Atsuko Negami Matola é formada em Antropologia Social. Para ela a interacção com a comunidade da povoação de Xitevele é fundamental para a sua inserção social 

como esposa de um régulo. Por isso, para além de falar fluentemente português, está a aprender a língua ronga.

 

Quando conheceu o seu esposo sabia que era régulo?

 

Quando o conheci, nem sabia o significado de ser régulo ou hosi, como chamam aqui. Já tinha visto gente com aquele fardamento de autoridade comunitária, mas não tinha noção do que representava.

 

O que lhe chamou atenção nele?

Ele foi quem apresentou no terreno o projecto que a Embaixada do Japão iria financiar, isto em 2009. A forma organizada de se exprimir deixou-me muito impressionada. Não vou falar muito da minha relação conjugal, pois a minha tradição não permite que falemos muito do nosso marido.

 

Era a primeira vez que estava em Moçambique?

Não, a primeira vez foi em 2000. Trabalhei como voluntária na província de Nampula. Em 2009, vim pela segunda vez a Moçambique. Trabalhava para a Embaixada do Japão.

Sempre tive uma ligação forte com África. Não sei explicar como surgiu. Penso que é uma questão espiritual. Ainda com 18 anos, queria trabalhar nas comunidades, mas como ainda era jovem não sabia materializar isso.

 

Foi fácil adaptar-se à nossa cultura?

Não diria que foi fácil. Mas havendo vontade de conhecer e aprender de uma forma relaxada torna-se fácil, porque tudo que fazemos com esforço torna-se demasiado difícil. É preciso querer fazer a coisa, acima de tudo.

 

Hoje amarrou capulana e lenço. Sente-se bem com o traje tradicional moçambicano? Ou veste assim por ser esposa de um líder comunitário.

Quando vim a Maputo pela primeira fiquei três anos na cidade de Maputo. Convivi com a cultura moçambicana no contexto de cidade, o que é bem diferente de vivê-la no campo. A maneira de estar nas zonas rurais é diferente do que acontece nas zonas urbanas. No campo a tradição e os costumes são mais fortes. Houve coisas que foram fáceis de assimilar, por exemplo, a capulana, pois gostei dela. Sempre que visse uma capulana bonita antes de cá estar comprava. Outras eram-me oferecidas. Vejo que a capulana não é apenas usada pela sua beleza, mas serve também para cobrir, estender na mesa como pano, carregar bebé. É multifuncional. A cultura de amarrar pano é semelhante à do Japão, pois usamos também panos muito coloridos no corpo.

 

Preparação do lobolo

 

Como é a sua relação com a comunidade em que vivi?

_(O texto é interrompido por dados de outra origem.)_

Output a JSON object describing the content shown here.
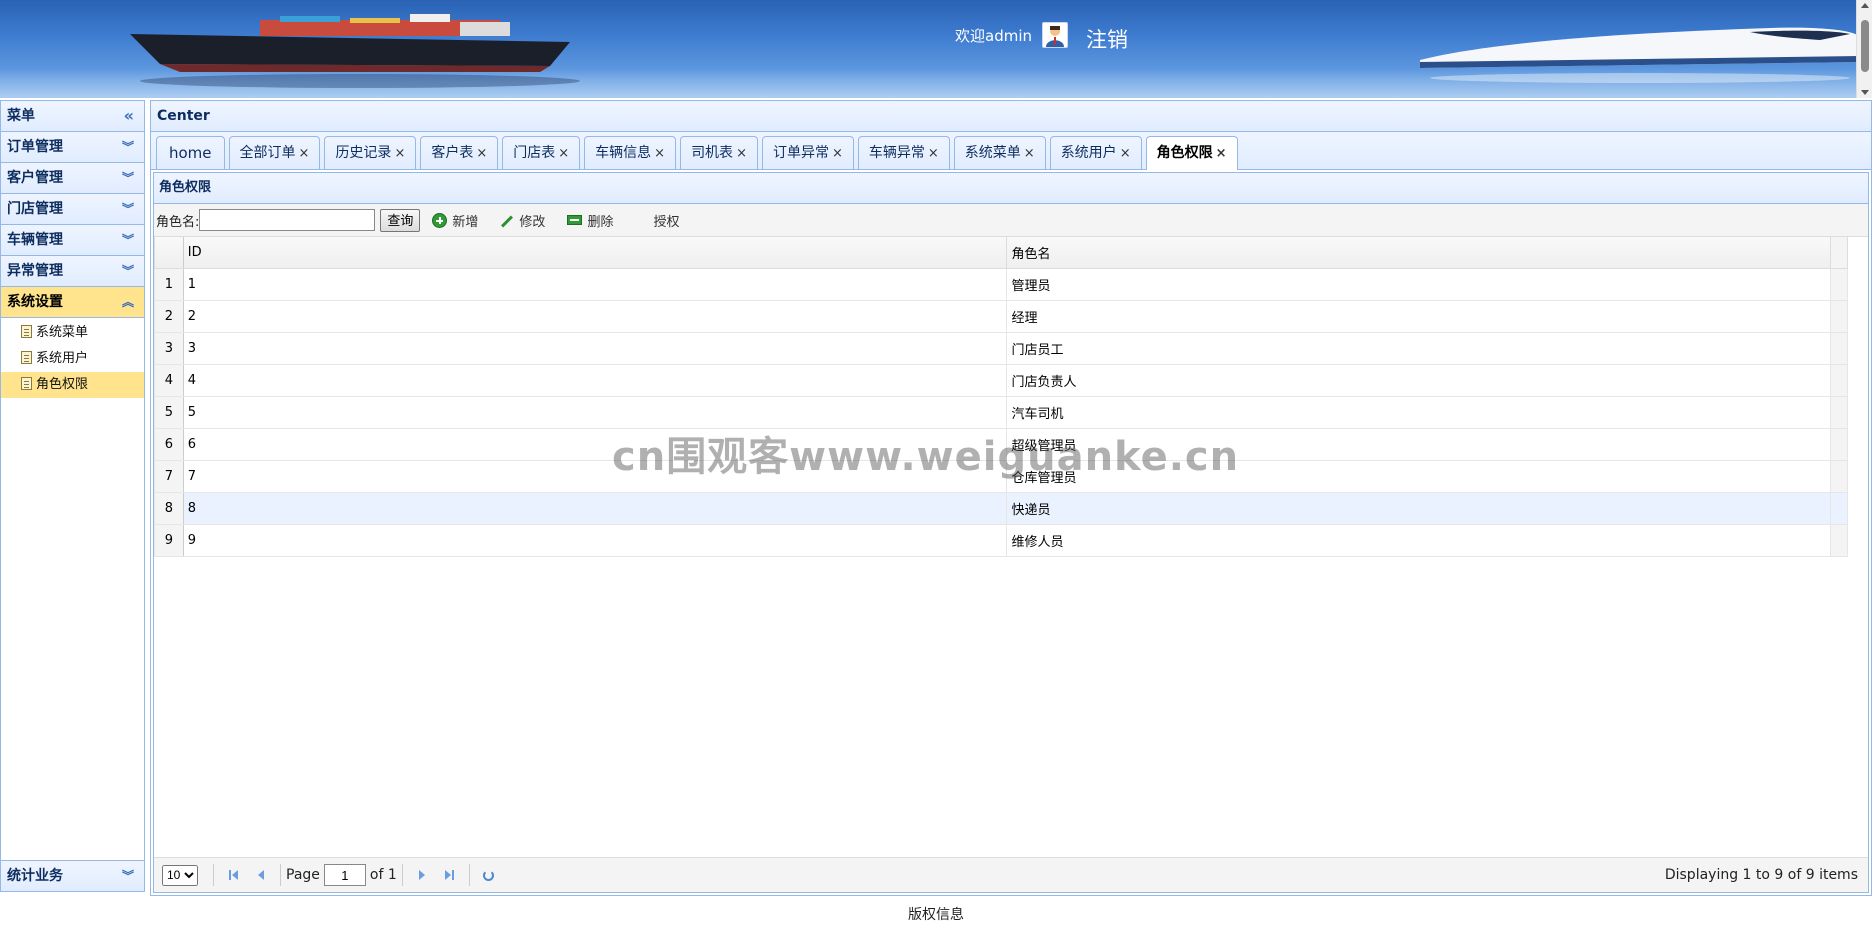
{
  "header": {
    "welcome": "欢迎admin",
    "logout": "注销",
    "colors": {
      "banner_top": "#2a62b4",
      "banner_bottom": "#7fb2ea"
    }
  },
  "sidebar": {
    "title": "菜单",
    "collapse_icon": "double-chevron-left-icon",
    "sections": [
      {
        "label": "订单管理",
        "expanded": false
      },
      {
        "label": "客户管理",
        "expanded": false
      },
      {
        "label": "门店管理",
        "expanded": false
      },
      {
        "label": "车辆管理",
        "expanded": false
      },
      {
        "label": "异常管理",
        "expanded": false
      },
      {
        "label": "系统设置",
        "expanded": true,
        "items": [
          {
            "label": "系统菜单"
          },
          {
            "label": "系统用户"
          },
          {
            "label": "角色权限",
            "selected": true
          }
        ]
      }
    ],
    "bottom_section": "统计业务"
  },
  "center": {
    "title": "Center",
    "tabs": [
      {
        "label": "home"
      },
      {
        "label": "全部订单"
      },
      {
        "label": "历史记录"
      },
      {
        "label": "客户表"
      },
      {
        "label": "门店表"
      },
      {
        "label": "车辆信息"
      },
      {
        "label": "司机表"
      },
      {
        "label": "订单异常"
      },
      {
        "label": "车辆异常"
      },
      {
        "label": "系统菜单"
      },
      {
        "label": "系统用户"
      },
      {
        "label": "角色权限",
        "active": true
      }
    ],
    "close_glyph": "×"
  },
  "panel": {
    "title": "角色权限",
    "toolbar": {
      "search_label": "角色名:",
      "search_value": "",
      "query_button": "查询",
      "add_button": "新增",
      "edit_button": "修改",
      "delete_button": "删除",
      "grant_button": "授权"
    },
    "table": {
      "columns": [
        "ID",
        "角色名"
      ],
      "rows": [
        {
          "rn": "1",
          "id": "1",
          "name": "管理员"
        },
        {
          "rn": "2",
          "id": "2",
          "name": "经理"
        },
        {
          "rn": "3",
          "id": "3",
          "name": "门店员工"
        },
        {
          "rn": "4",
          "id": "4",
          "name": "门店负责人"
        },
        {
          "rn": "5",
          "id": "5",
          "name": "汽车司机"
        },
        {
          "rn": "6",
          "id": "6",
          "name": "超级管理员"
        },
        {
          "rn": "7",
          "id": "7",
          "name": "仓库管理员"
        },
        {
          "rn": "8",
          "id": "8",
          "name": "快递员",
          "highlighted": true
        },
        {
          "rn": "9",
          "id": "9",
          "name": "维修人员"
        }
      ]
    },
    "pager": {
      "page_size": "10",
      "page_label": "Page",
      "page_value": "1",
      "of_label": "of 1",
      "info": "Displaying 1 to 9 of 9 items"
    }
  },
  "footer": {
    "text": "版权信息"
  },
  "watermark": "cn围观客www.weiguanke.cn"
}
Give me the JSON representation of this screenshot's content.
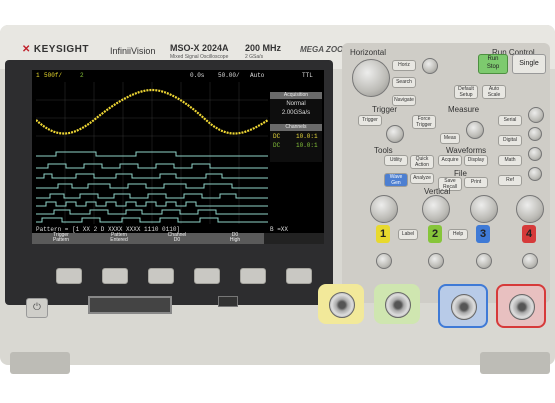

Como disse o meu marido, realizámos o casamento civil restrito por conveniência, mas ainda não o anunciámos à comunidade por não se ter feito ainda o lobolo. Mas algumas pessoas já sabem que eu existo e qual é o meu lugar nesta família. Ainda estamos a preparar o lobolo e estou a aprender o ronga.

 

Fala fluentemente a língua portuguesa. Onde aprendeu?

Quando estava em Nampula, em 2000, fiz um curso de português durante seis meses, mas não foi suficiente. Quando voltei ao Japão, continuei o curso de língua portuguesa lá e quando estava a fazer os meus estudos na Inglaterra tive aulas particulares de português com uma colega brasileira.

 

 Aqui em Xitevele está a aprender a falar ronga.

Sim, estou a aprender com uma senhora idosa da comunidade e próxima à família, a vovó Cecília, que é minha professora não só de ronga como também da cultura ronga. Acho importante aprender essa língua, porque a maior parte das pessoas aqui fala mais ronga do que português e gosto de me comunicar com elas. Acho fundamental que eu saiba a língua local para apoiar o meu marido no seu trabalho.

 

Com que se identifica mais no nosso país?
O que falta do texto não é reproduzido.